With Zero COVID cases, 14 Odisha villages emerge as inspiration for others

Ranpur/Keonjhar/Berhampur: In second wave of COVID-19 pandemic that is devastating entire Odisha with increasing number of fatalities,  as many as 14 villages in three districts have emerged as a ‘inspiration’ for rest of the State.

Amidst gloom and doom, while fatalities are taking place due to COVID-19 every day, some villages in Nayagarh, Ganjam and Keonjhar districts with strict adherence to COVID-19 guidelines have managed to keep the deadliest virus at bay.

Untouched by COVID during its first wave last year, the residents of six villages — Godasahi, Gachhapatar, Kusupalla, Girinda, Kendua and Kantasiri — in Patia Gram Panchayat under Ranpur block in Nayagarh district are living without fear for COVID infection in the second wave too.

Situated about 20 km away from Tangi Block in Khordha district, which is worst-affected by COVID-19 in Odisha, the Patia GP has earned praise for its six villages that have not reported a single COVID case since the pandemic began last year.

Source said that the distance between each village is 5 to 6 km. Last year, 15 migrants had returned to Godasahi village, which has 64 households and a population of 350, from Kerala during nationwide lockdown. As part of precautionary measure to contain spread of infection, they were kept under quarantine for a period of 14 days. However, not a single returnee was found infected with COVID-19.

“ASHA and Anganwadi workers are creating awareness among villagers about deadly consequences of Coronavius infection. People are following the Government’s instructions. Once a week or a month, people from the village visit hospitals in neighboring Tangi or Chandpur if required,” said villagers Purna Chandra Nayak, Biswanath Nayak and Kalu Nayak.

Although these six villages are neglected in all aspects by the district administration, a road has been paved by the efforts of Patia Sarpanch Prabhat Sahu.

With escalating COVID cases across the State, Keonjhar district, where all 30 Gram Panchayats out of 31 are affected by COVID-19, one Gram Panchayat still remains untouched by the deadly contagion.

K. Balipal surrounded with dense forest is the only Gram Panchayat has become a model for other panchayats in the district as well as for the State.

In the second wave, the Bonda Hills and many tribal regions that were affected by the COVID in first wave in the State, had reported many COVID cases this year. But, the awareness among people of this tribal-dominated panchayat in Keonjhar district has not allowed COVID to enter its premises.

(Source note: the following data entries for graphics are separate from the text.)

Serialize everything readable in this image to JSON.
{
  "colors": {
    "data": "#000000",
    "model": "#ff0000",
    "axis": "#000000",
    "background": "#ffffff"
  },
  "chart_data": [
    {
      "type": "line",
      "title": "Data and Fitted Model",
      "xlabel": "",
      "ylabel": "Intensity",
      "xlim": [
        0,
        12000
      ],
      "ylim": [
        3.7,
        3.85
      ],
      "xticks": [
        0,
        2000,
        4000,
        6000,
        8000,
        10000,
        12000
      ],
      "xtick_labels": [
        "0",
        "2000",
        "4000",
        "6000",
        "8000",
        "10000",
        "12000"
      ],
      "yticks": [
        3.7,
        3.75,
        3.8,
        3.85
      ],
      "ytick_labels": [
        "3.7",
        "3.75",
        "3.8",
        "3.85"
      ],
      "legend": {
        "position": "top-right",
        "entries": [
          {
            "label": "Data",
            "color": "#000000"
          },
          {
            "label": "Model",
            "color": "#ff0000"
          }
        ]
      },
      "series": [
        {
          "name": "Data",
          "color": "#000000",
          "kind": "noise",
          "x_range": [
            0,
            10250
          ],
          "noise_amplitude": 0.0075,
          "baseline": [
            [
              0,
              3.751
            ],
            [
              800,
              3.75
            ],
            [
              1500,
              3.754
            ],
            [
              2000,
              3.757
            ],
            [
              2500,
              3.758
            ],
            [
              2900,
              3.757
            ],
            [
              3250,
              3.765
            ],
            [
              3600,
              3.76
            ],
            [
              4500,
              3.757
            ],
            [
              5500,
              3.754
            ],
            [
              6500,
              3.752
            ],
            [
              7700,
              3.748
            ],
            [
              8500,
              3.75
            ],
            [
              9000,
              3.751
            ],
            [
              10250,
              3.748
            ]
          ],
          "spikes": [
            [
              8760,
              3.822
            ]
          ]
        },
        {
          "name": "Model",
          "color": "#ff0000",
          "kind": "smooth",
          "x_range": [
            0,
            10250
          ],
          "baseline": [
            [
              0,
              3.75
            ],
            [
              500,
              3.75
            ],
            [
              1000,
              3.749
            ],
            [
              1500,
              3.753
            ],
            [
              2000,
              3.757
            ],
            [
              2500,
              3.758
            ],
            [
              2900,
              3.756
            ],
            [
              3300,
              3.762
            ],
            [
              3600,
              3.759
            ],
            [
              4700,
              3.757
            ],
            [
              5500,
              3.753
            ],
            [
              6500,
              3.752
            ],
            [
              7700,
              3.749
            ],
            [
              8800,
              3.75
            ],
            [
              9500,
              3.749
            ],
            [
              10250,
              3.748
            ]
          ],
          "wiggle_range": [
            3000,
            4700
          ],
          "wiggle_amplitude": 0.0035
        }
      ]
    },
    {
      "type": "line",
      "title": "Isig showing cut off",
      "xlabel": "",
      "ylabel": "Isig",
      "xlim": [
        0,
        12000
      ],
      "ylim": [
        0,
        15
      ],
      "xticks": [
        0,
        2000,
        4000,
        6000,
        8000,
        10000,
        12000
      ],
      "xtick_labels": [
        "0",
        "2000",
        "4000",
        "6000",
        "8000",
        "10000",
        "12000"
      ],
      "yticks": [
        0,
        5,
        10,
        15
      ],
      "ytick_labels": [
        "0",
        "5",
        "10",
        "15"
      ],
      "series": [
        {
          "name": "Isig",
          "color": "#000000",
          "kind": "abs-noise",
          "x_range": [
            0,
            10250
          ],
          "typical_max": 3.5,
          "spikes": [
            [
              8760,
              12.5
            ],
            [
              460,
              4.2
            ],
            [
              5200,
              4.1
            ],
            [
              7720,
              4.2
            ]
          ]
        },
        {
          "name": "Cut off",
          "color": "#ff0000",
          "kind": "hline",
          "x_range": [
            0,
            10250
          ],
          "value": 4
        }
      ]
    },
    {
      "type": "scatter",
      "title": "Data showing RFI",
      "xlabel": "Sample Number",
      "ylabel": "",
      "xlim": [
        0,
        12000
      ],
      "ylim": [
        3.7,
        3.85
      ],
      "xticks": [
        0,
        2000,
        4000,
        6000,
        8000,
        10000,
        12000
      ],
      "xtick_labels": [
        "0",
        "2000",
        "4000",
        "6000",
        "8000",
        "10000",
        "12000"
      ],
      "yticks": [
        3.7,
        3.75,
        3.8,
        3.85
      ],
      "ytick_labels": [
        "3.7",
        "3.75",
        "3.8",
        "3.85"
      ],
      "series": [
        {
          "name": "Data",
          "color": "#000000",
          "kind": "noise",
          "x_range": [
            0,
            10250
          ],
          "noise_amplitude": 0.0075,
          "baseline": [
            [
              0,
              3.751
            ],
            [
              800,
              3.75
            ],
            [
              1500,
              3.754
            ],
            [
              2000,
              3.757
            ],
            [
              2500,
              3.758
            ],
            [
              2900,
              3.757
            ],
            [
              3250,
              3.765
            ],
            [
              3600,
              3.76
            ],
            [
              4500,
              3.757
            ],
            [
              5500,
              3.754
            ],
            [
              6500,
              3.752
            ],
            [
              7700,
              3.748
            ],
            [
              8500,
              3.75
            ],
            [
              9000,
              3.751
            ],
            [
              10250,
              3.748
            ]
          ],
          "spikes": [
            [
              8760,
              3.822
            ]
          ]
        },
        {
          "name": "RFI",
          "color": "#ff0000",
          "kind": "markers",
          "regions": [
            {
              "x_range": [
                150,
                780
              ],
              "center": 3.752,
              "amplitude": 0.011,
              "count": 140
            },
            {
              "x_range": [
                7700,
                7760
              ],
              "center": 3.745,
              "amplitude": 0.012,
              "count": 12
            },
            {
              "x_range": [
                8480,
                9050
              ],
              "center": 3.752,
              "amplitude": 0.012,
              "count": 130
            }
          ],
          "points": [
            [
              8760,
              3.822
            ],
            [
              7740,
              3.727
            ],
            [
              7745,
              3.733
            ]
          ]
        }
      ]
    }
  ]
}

The panchayat consists of 7 villages with population of over 5,000. The residents of the villages strictly obey the COVID guidelines while they are stepping out from their houses for some necessary work. The tribals who are aware of the contagious disease do not allow any outsider into their villages during the pandemic. Young people from villages working outside the State are being kept under quarantine for 14 days as directed by the Government.

The Sarpanch Rambha Patra said that any person complaining of fever and cold is undergoing COVID test. The awareness has kept the villagers safe from COVID in the second wave.

Similarly, Karanjara village in Danapur panchayat under Khalikote block in Ganjam district, has set example for other villages with zero COVID case in the State. At a time Ganjam district was the COVID hotspot in the State last year, the village with 261 households and approximately 1,234 population had not reported a single COVID case during first wave.

The COVID symptoms were not found in villagers when the infection was at peak in last year. In January this year, the local administration had conducted COVID test on 32 villagers and all of them tested negative, a resident of the village said.

“Since the COVID cases are on rise in the State, the healthcare workers are conducting door-to-door survey in village on regular basis to check the COVID symptoms. The villagers are aware of COVID safety protocols and follow the guidelines to keep themselves free from the deadly infection,” said a villager.